Analysis and review provided by Oceanside Property line attorney.


[1] Westchester issued the policy as agent for Fremont Industrial Indemnity Company f/k/a Industrial Indemnity Insurance Company. For clarity and convenience these entities will be referred to collectively and in the singular as Westchester.


[2] Allianz Global Risks U.S. Insurance Company f/k/a Allianz Insurance Company will be referred to collectively and in the singular as Allianz.


[3] An excess insurance policy serves a different purpose than a primary policy. Whereas primary coverage generally provides immediate coverage upon the occurrence of a loss or event giving rise to liability, “‘[e]xcess insurance provides coverage after other identified insurance is no longer on the risk. “Excess” coverage means “coverage whereby, under the terms of the policy, liability attaches only after a predetermined amount of primary coverage has been exhausted.”’ [Citation.]” (Pacific Indemnity Co. v. Bellefonte Ins. Co. (2000) 80 Cal.App.4th 1226, 1235, italics omitted.)


[4] This answers Behr repetitious argument that breach of implied warranty is necessarily covered because the claim does not include an element of intent. Under California law, a breach of warranty is not always an “accident” in the context of insurance coverage claims.

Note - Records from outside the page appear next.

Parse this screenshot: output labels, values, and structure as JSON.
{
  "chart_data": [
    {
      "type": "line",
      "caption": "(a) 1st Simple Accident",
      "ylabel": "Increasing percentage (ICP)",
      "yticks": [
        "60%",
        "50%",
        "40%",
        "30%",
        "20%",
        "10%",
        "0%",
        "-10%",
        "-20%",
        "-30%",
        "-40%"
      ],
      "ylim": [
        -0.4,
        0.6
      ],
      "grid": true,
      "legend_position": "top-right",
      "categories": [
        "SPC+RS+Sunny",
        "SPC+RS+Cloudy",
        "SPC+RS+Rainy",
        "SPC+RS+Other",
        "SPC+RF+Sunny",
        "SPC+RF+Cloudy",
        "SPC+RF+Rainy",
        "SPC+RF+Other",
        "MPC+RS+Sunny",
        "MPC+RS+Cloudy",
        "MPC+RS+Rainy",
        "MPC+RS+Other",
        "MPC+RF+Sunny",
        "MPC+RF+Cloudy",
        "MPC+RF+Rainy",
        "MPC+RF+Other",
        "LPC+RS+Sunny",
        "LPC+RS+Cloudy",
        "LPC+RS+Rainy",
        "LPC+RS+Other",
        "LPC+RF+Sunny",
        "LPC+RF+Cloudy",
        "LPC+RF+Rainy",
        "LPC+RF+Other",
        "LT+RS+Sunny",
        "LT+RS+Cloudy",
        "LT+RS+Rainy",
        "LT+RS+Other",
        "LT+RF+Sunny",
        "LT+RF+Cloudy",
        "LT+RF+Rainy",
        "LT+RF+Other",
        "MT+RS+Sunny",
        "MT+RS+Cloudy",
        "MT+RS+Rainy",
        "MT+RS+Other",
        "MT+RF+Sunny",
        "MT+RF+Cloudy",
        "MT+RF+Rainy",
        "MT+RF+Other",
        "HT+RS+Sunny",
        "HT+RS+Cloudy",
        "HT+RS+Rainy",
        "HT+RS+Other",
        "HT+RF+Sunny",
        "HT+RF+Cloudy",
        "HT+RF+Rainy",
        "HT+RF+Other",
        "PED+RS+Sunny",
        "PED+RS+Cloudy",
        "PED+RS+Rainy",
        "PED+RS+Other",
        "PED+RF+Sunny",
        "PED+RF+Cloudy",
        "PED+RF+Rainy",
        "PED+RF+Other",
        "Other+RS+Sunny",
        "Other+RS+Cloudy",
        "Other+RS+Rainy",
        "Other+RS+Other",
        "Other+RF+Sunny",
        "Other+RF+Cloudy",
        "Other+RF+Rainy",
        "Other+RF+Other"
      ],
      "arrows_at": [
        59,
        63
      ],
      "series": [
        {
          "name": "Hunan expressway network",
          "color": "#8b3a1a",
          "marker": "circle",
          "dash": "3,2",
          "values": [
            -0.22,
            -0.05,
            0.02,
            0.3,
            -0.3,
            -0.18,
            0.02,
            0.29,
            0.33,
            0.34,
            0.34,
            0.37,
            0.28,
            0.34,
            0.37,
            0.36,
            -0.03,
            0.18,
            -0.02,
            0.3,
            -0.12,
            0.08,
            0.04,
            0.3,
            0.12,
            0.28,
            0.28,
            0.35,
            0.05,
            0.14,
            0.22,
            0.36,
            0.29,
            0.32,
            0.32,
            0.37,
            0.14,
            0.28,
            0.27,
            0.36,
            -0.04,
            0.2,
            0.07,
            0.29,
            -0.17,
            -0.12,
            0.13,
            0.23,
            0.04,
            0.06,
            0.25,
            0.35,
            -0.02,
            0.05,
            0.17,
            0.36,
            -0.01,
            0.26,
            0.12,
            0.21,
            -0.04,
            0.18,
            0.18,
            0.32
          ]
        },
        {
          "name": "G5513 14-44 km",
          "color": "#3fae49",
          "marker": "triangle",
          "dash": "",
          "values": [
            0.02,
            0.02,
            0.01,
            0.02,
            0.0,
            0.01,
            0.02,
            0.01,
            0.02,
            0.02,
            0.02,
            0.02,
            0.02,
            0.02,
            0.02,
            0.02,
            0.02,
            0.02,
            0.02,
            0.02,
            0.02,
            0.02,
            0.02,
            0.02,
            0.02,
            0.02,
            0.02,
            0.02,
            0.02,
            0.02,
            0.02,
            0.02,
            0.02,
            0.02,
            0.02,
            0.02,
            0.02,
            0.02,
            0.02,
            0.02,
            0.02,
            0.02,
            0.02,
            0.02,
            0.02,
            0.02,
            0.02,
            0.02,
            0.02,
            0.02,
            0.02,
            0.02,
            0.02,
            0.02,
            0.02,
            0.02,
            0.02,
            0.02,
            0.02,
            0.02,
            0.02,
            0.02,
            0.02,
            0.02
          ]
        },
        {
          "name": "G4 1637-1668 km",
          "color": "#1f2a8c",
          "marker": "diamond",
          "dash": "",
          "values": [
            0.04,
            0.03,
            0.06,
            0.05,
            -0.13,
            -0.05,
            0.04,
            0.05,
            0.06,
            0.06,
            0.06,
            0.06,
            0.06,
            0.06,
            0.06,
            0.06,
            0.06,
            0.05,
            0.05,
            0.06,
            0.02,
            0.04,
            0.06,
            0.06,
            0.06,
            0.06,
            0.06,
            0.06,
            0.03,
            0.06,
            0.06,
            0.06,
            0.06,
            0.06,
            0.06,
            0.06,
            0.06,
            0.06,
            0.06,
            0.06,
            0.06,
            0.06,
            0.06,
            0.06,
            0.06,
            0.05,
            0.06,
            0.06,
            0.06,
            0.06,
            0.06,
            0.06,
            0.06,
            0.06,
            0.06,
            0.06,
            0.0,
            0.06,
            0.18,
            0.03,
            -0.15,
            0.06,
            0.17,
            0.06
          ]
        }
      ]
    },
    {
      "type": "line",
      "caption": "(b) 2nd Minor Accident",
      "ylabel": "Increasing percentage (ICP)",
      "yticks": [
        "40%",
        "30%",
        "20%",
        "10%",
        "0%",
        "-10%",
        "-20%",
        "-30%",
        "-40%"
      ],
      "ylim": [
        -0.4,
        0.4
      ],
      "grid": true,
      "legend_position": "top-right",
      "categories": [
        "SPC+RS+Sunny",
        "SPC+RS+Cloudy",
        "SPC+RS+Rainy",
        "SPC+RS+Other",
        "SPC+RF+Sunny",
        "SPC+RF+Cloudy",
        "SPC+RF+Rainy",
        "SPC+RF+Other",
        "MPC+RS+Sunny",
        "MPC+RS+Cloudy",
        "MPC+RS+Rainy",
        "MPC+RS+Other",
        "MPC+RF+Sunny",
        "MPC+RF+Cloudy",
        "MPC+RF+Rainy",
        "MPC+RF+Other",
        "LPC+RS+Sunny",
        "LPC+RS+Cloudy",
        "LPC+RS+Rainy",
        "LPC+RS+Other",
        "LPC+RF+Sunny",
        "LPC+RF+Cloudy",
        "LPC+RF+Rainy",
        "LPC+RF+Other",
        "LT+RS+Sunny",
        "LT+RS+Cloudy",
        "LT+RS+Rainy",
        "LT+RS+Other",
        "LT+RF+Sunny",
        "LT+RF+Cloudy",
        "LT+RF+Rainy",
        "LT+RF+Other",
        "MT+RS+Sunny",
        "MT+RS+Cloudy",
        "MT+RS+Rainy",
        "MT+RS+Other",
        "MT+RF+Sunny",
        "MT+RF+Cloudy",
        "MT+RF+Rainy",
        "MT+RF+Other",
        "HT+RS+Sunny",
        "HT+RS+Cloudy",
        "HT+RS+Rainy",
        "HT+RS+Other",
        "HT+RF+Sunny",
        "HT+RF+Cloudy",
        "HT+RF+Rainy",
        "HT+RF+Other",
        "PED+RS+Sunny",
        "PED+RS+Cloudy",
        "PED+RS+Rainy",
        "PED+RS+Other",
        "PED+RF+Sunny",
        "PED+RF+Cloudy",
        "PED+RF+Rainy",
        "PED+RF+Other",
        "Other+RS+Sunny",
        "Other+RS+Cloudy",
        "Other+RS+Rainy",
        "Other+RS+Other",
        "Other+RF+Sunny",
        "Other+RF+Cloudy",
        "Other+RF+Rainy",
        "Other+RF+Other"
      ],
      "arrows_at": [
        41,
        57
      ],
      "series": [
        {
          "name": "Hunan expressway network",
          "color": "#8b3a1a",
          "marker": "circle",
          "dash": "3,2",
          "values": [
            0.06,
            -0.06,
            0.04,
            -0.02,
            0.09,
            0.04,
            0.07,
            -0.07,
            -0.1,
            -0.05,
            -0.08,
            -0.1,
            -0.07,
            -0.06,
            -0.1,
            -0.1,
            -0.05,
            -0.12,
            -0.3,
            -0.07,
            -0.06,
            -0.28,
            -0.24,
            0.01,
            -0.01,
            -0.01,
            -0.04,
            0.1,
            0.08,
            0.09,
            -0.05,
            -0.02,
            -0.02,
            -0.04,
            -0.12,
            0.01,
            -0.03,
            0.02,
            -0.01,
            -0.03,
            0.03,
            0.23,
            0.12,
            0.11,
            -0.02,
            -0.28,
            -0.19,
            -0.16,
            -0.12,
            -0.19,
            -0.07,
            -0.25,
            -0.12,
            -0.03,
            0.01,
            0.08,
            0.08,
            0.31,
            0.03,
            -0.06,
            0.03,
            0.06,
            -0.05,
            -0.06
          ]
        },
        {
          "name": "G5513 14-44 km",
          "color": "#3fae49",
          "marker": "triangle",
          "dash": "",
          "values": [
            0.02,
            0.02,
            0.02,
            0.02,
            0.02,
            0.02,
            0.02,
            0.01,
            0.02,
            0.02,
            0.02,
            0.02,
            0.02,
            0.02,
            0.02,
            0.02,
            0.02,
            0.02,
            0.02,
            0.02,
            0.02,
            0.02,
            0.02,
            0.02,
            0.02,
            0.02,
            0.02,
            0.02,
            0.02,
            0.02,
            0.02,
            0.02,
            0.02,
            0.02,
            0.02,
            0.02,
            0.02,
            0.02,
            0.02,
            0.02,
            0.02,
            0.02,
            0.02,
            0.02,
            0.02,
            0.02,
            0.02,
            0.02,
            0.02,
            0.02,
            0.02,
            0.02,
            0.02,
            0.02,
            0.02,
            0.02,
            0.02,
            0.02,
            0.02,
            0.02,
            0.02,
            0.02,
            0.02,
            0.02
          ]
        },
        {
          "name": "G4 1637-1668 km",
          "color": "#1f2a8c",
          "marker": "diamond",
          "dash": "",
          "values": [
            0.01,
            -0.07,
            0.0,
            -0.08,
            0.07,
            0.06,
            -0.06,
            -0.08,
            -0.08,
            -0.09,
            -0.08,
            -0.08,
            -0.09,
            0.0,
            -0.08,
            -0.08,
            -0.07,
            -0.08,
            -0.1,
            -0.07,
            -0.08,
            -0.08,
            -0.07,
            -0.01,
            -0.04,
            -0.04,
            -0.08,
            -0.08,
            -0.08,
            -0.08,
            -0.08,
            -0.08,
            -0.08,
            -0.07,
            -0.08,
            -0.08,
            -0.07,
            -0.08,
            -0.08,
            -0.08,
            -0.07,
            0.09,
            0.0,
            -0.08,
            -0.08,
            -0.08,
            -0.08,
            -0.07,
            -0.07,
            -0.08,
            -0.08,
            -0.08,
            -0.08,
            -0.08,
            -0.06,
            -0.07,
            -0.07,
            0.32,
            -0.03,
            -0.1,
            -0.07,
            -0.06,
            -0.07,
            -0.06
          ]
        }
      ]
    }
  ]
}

Description This case involves plaintiff's efforts to obtain insurance coverage from two companies for settlements it paid in two related class action lawsuits. The court determined plaintiff failed to establish that the indemnification provisions were triggered by the class action lawsuits. Plaintiff asserts the court misinterpreted the contract and failed to appreciate the nature of the class actions. Court disagrees and affirms the judgment.